ASSETS & FINANCIALS

Senate, Utomi reject plan to sell assets

Senate, Utomi reject plan to sell assets
Pat Utomi

 The Senate on Tuesday rejected the proposal by the National Executive Council to sell some of the country’s assets to shore up the foreign reserves as part of measures to bring the nation out of recession.

The President of the Senate, Senator Bukola Saraki, in his opening speech after a two-month-long recess last week, had joined the call for the sale of some national assets to boost the economy.

The Senate, which affirmed that there was the need to shore up the country’s foreign reserves, however, rejected the sale of the national assets, stating that such assets could fall into wrong hands.

Members of the Senate, while voting on the recommendations of the Ad Hoc Committee on the State of the Economy chaired by Senator Yahaya Abdullahi, urged the Executive to apply other measures to manage the economic crisis.

The committee recommended that the Executive should “urgently raise capital to shore up the nation’s foreign reserves in order to discourage currency speculation and stabilise the economy.”
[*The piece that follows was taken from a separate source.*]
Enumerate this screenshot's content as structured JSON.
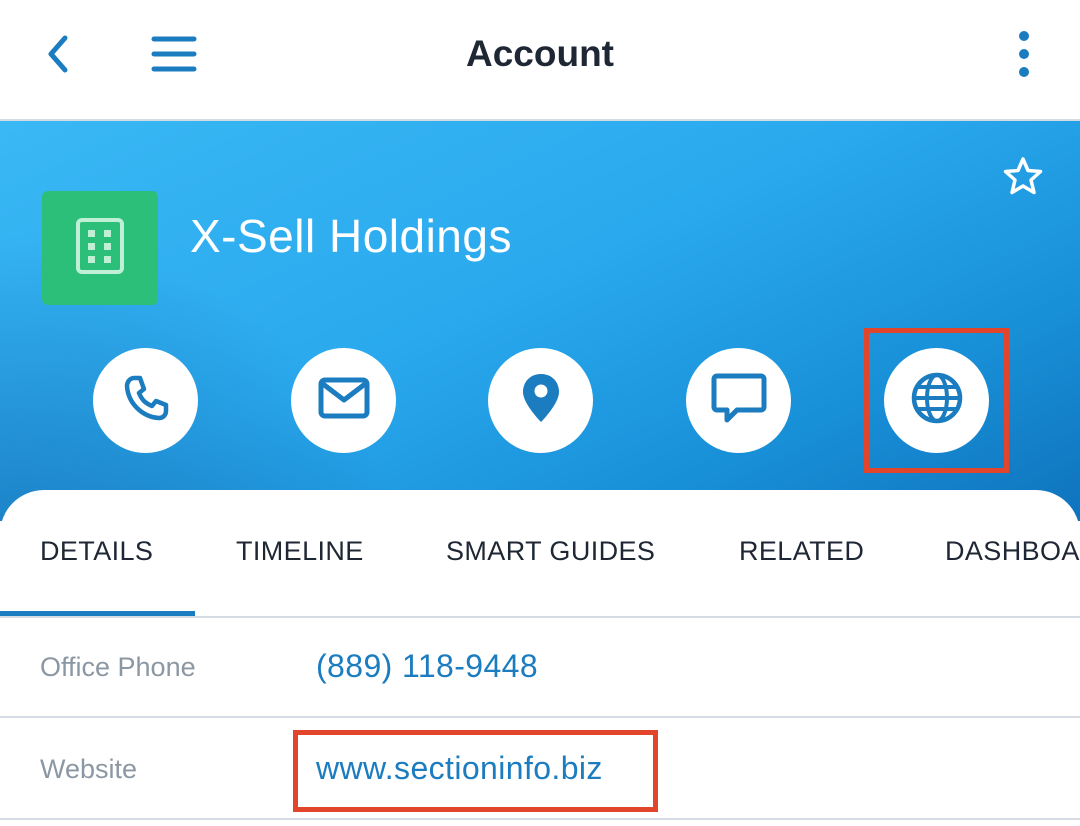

It added, “In this regard, the Senate, aware of the controversy the issue of the sale of assets has generated, but we still believe that given the severity of the crisis that faces the nation, this issue deserves sober reconsideration.

“It may involve parting with moribund and loss-making assets in the sale agreements that contain buy-back clauses, partial sale of interests in ongoing ventures and financial institutions, etc.”

The committee warned that the “very sensitive” issue should be approached with a commitment to protecting the common patrimony of Nigerians by preventing the assets from falling into the hands of “sharks, asset-strippers and cannibals, while also guarding against the fuelling of further inequality in the society and polity.”

The committee also recommended that “the Executive should, as a matter of urgency, prepare an Economic Stimulus Bill containing all the fiscal stimulus packages, investments and incentives designed to pull the country out of recession and send to the National Assembly for accelerated consideration and passage.

“The fiscal and monetary authorities must meet to harmonise all policies that lower interest rates for genuine investors in the real sector as well as medium and small-scale farmers and processors.”

A political economist, Prof. Pat Utomi, on his part, urged the Federal Government to try and give out some critical national assets to private investors as concessions rather than selling them outright.

In an online interview with one of our correspondents in Abuja on Tuesday, Utomi said Nigeria had not had a good experience with assets disposal as a few leaders had appropriated such assets in the past.

He said, “The matter of sale of assets is highly nuanced and can result in labelling. The bottom line is that such a sale at this time is laced with much un-wisdom. This is not because we do not need to generate liquidity to give new life to our challenged current account situation, which is deepening the foreign exchange crisis.

“The truth is that a history of abusive transfer of public assets to private welfare of citizens, regulatory capture in which authority has been used to appropriate the assets of others, and suspicion of motives of extant players will make such a move deepen the crisis of capitalism in Nigeria.

“What I prefer as a result is not to reward those who have mismanaged the commonwealth with their acquisition of such assets as has been repeatedly the outcome of such exercises, but to have select assets conceded to the leading global player for a specific period during which they keep a portion of the profits, while enhancing the value of the such assets.”

Utomi said with the concession of assets, Nigeria could borrow against such assets to bring liquidity to critical markets and simulate the economy in careful support of job creating initiatives that also move the nation into a diversification mode away from oil dependence.